Appia antica, scempio continuo è l´ora dei centri commerciali
Renata Mambelli
Nell'intervista ad Adriano La Regina, la situazione di stallo del Parco dell'Appia e alcune proposte. Da la Repubblica, ed. Roma, 13 luglio 2007 (m.p.g.)
Oggi il Consiglio Comunale di Marino ha all´ordine del giorno due diverse proposte di lottizzazione nella zona di Santa Maria della Mole, zona che dovrebbe rientrare nell´ampliamento del Parco dell´Appia il cui disegno di legge da due anni è fermo alla Regione. Se le proposte verranno approvate, due nuovi centri commerciali sorgeranno in quello che avrebbe dovuto diventare il parco archeologico d´eccellenza lungo l´antica strada consolare. È solo l´ultimo episodio di uno stillicidio di lottizzazioni che sta snaturando il progetto avviato con la creazione del Parco dell´Appia e il suo presidente, Adriano La Regina, non nasconde la sua preoccupazione:
«Questo Parco sembra interessare molto poco: non esce dalla condizione di crisi in cui l´ho trovato. L´ho detto sin dal giorno dell´investitura: la condizione per la mia permanenza era che si desse luogo all´ampliamento del Parco, passando dagli attuali 3500 ettari a 5000 ettari. Sulla base della prospettiva di questi 1500 ettari in più si poteva pensare ad una valorizzazione del Parco: se invece resta così com´è non vale la pena di impegnarsi».
Ce l´ha col comune di Marino?
«Il comune di Marino sta procedendo tranquillamente come un carro armato, insofferente di ogni norma di attenzione, alla trasformazione di zone pregiate del territorio che dovrebbe entrare a far parte del parco. Ma è l´ultimo anello della catena. Questo succede perché la Regione Lazio tiene da due anni nel cassetto il disegno di legge sull´ampliamento del Parco. Continuando così, con questa lentezza, quando la legge andrà in discussione non servirà più. Questo letargo, a voler essere cattivi, potrebbe essere inteso quasi come voglia di lasciar correre».
Quale altro Comune è interessato all´ampliamento?
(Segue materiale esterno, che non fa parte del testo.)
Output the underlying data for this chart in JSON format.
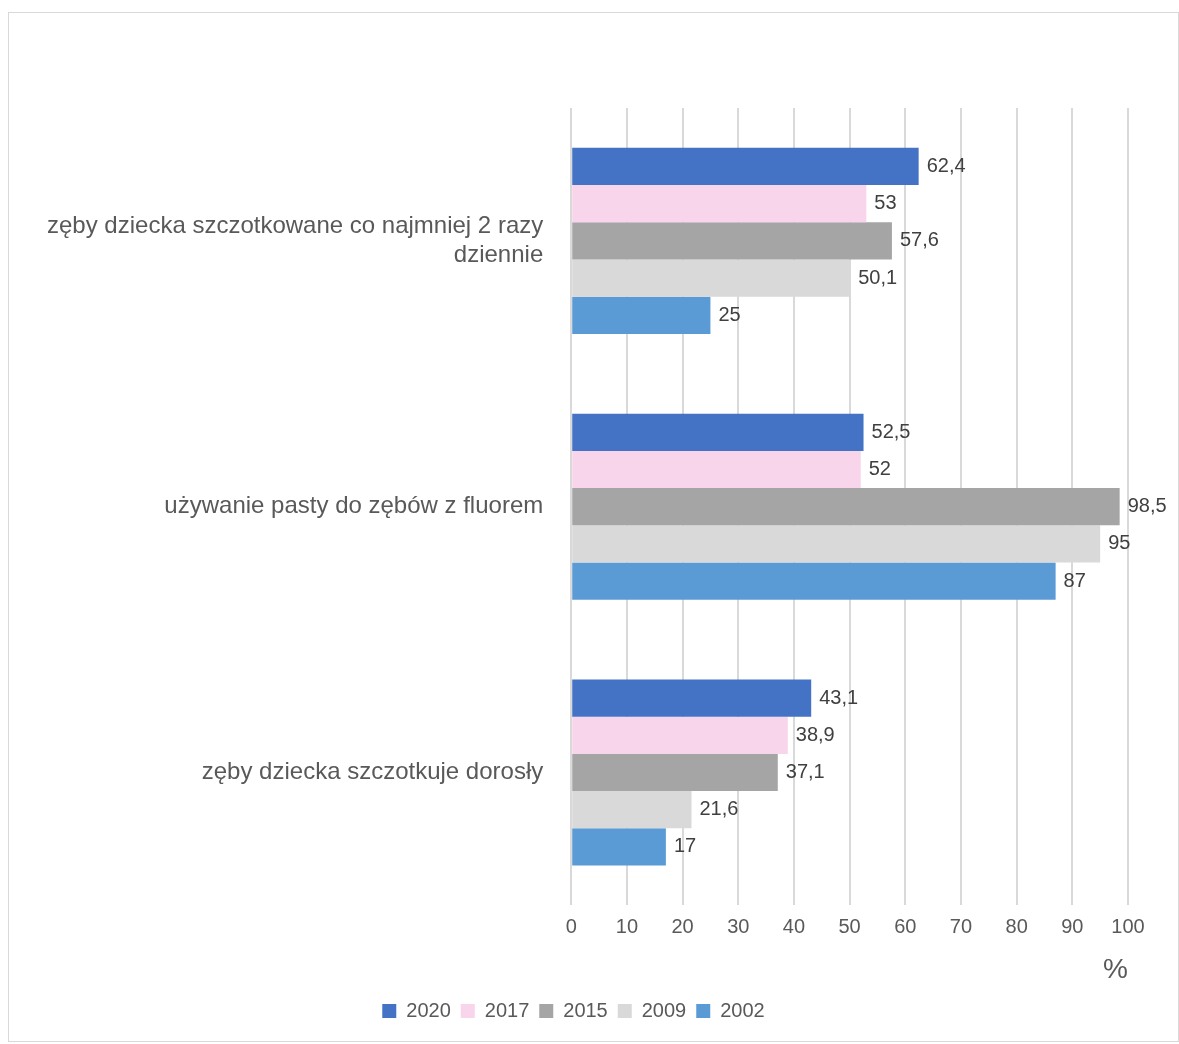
{
  "chart_data": {
    "type": "bar",
    "orientation": "horizontal",
    "categories": [
      "zęby dziecka szczotkowane co najmniej 2 razy dziennie",
      "używanie pasty do zębów z fluorem",
      "zęby dziecka szczotkuje dorosły"
    ],
    "series": [
      {
        "name": "2020",
        "color": "#4472c4",
        "values": [
          62.4,
          52.5,
          43.1
        ],
        "value_labels": [
          "62,4",
          "52,5",
          "43,1"
        ]
      },
      {
        "name": "2017",
        "color": "#f9d5ec",
        "values": [
          53,
          52,
          38.9
        ],
        "value_labels": [
          "53",
          "52",
          "38,9"
        ]
      },
      {
        "name": "2015",
        "color": "#a5a5a5",
        "values": [
          57.6,
          98.5,
          37.1
        ],
        "value_labels": [
          "57,6",
          "98,5",
          "37,1"
        ]
      },
      {
        "name": "2009",
        "color": "#d9d9d9",
        "values": [
          50.1,
          95,
          21.6
        ],
        "value_labels": [
          "50,1",
          "95",
          "21,6"
        ]
      },
      {
        "name": "2002",
        "color": "#5b9bd5",
        "values": [
          25,
          87,
          17
        ],
        "value_labels": [
          "25",
          "87",
          "17"
        ]
      }
    ],
    "xlim": [
      0,
      100
    ],
    "xticks": [
      0,
      10,
      20,
      30,
      40,
      50,
      60,
      70,
      80,
      90,
      100
    ],
    "xlabel": "%",
    "grid": "x",
    "legend": "bottom"
  }
}
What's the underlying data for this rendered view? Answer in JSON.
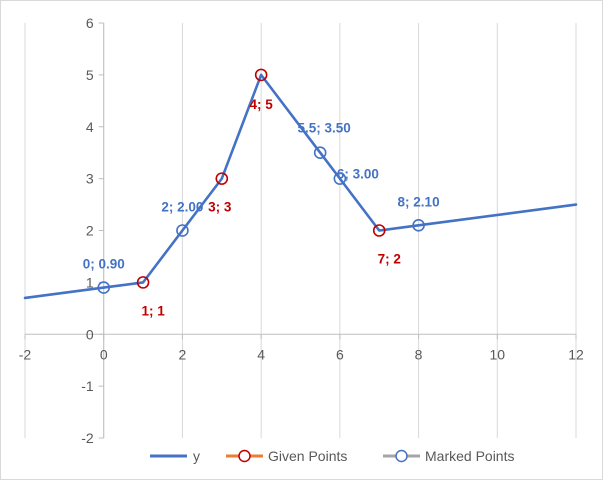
{
  "chart_data": {
    "type": "line",
    "title": "",
    "xlabel": "",
    "ylabel": "",
    "xlim": [
      -2,
      12
    ],
    "ylim": [
      -2,
      6
    ],
    "xticks": [
      -2,
      0,
      2,
      4,
      6,
      8,
      10,
      12
    ],
    "yticks": [
      -2,
      -1,
      0,
      1,
      2,
      3,
      4,
      5,
      6
    ],
    "grid": "vertical",
    "legend_position": "bottom",
    "colors": {
      "line": "#4472c4",
      "given": "#c00000",
      "given_legend": "#ed7d31",
      "marked": "#4472c4",
      "marked_legend": "#a5a5a5",
      "grid": "#d9d9d9",
      "axis": "#bfbfbf"
    },
    "series": [
      {
        "name": "y",
        "kind": "line",
        "x": [
          -2,
          0,
          1,
          2,
          3,
          4,
          5.5,
          6,
          7,
          8,
          12
        ],
        "y": [
          0.7,
          0.9,
          1,
          2,
          3,
          5,
          3.5,
          3,
          2,
          2.1,
          2.5
        ]
      },
      {
        "name": "Given Points",
        "kind": "markers",
        "points": [
          {
            "x": 1,
            "y": 1,
            "label": "1; 1"
          },
          {
            "x": 3,
            "y": 3,
            "label": "3; 3"
          },
          {
            "x": 4,
            "y": 5,
            "label": "4; 5"
          },
          {
            "x": 7,
            "y": 2,
            "label": "7; 2"
          }
        ]
      },
      {
        "name": "Marked Points",
        "kind": "markers",
        "points": [
          {
            "x": 0,
            "y": 0.9,
            "label": "0; 0.90"
          },
          {
            "x": 2,
            "y": 2,
            "label": "2; 2.00"
          },
          {
            "x": 5.5,
            "y": 3.5,
            "label": "5.5; 3.50"
          },
          {
            "x": 6,
            "y": 3,
            "label": "6; 3.00"
          },
          {
            "x": 8,
            "y": 2.1,
            "label": "8; 2.10"
          }
        ]
      }
    ]
  }
}
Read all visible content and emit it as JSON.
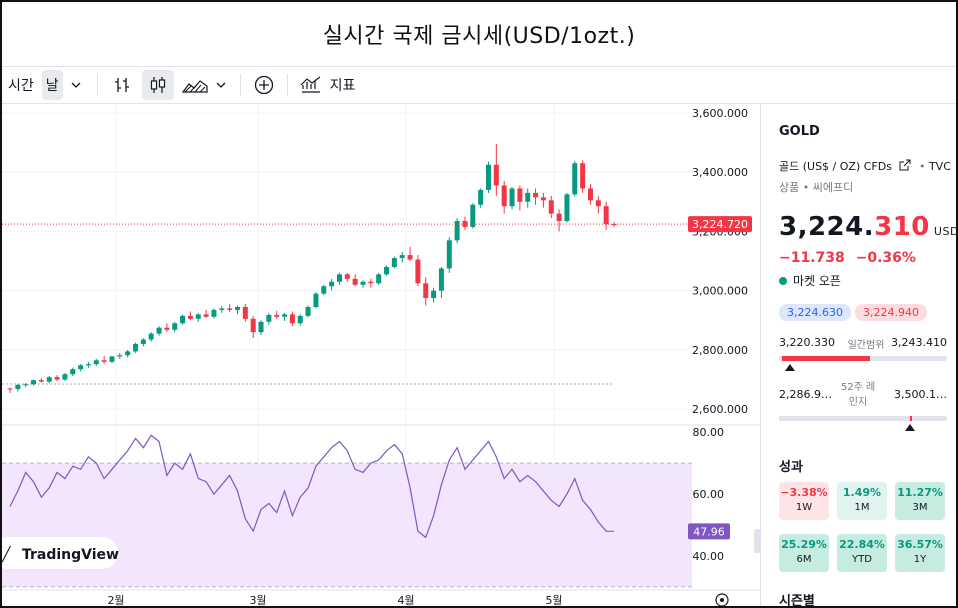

«Il Comune di Ciampino e quello di Roma. E anche il Comune di Roma ha responsabilità nello stato di degrado del Parco, nonostante i molti appelli che ho lanciato in passato».
Perché?
«Perché l´Appia Antica oggi è impraticabile a causa del traffico che è infernale, con un inquinamento altissimo, devastante sia per i beni archeologici che per la gente che li visita. Non è possibile nemmeno andare a fare una passeggiata da Porta San Sebastiano all´Appia, si rischia di essere investiti. E si tratta per il 90% di traffico di attraversamento. La soluzione ci sarebbe: non chiudere l´area alle macchine ma proibire solo il traffico di attraversamento».
In che modo?
«Oggi con le telecamere e con i mezzi che si hanno si può selezionare il traffico di attraversamento da quello locale, quello cioè di chi va in un ristorante, oppure a vedere un monumento. Basta controllare le targhe, in entrata e in uscita. Chi entra da Porta San Sebastiano ed esce a Ciampino, o viceversa, non è andato a far visita a un amico, ma ha solo scelto quella strada perché è più corta. È un intervento che il Comune di Roma dovrebbe studiare».
I Comuni, la Regione: sono loro i responsabili del mancato decollo del parco dell´Appia?
«No, ha le sue responsabilità anche il ministero per i Beni culturali, che ha la facoltà di imporre una tutela per i beni archeologici e ambientali, e, quanto a questi ultimi, ha le stesse responsabilità anche il ministero dell´ambiente. Bisognerebbe che ognuno facesse la sua parte, nelle diverse competenze, in sede comunale, regionale e statale. Ma l´importante è uscire da quest´inerzia, non ha senso lasciar rovinare così il progetto del parco».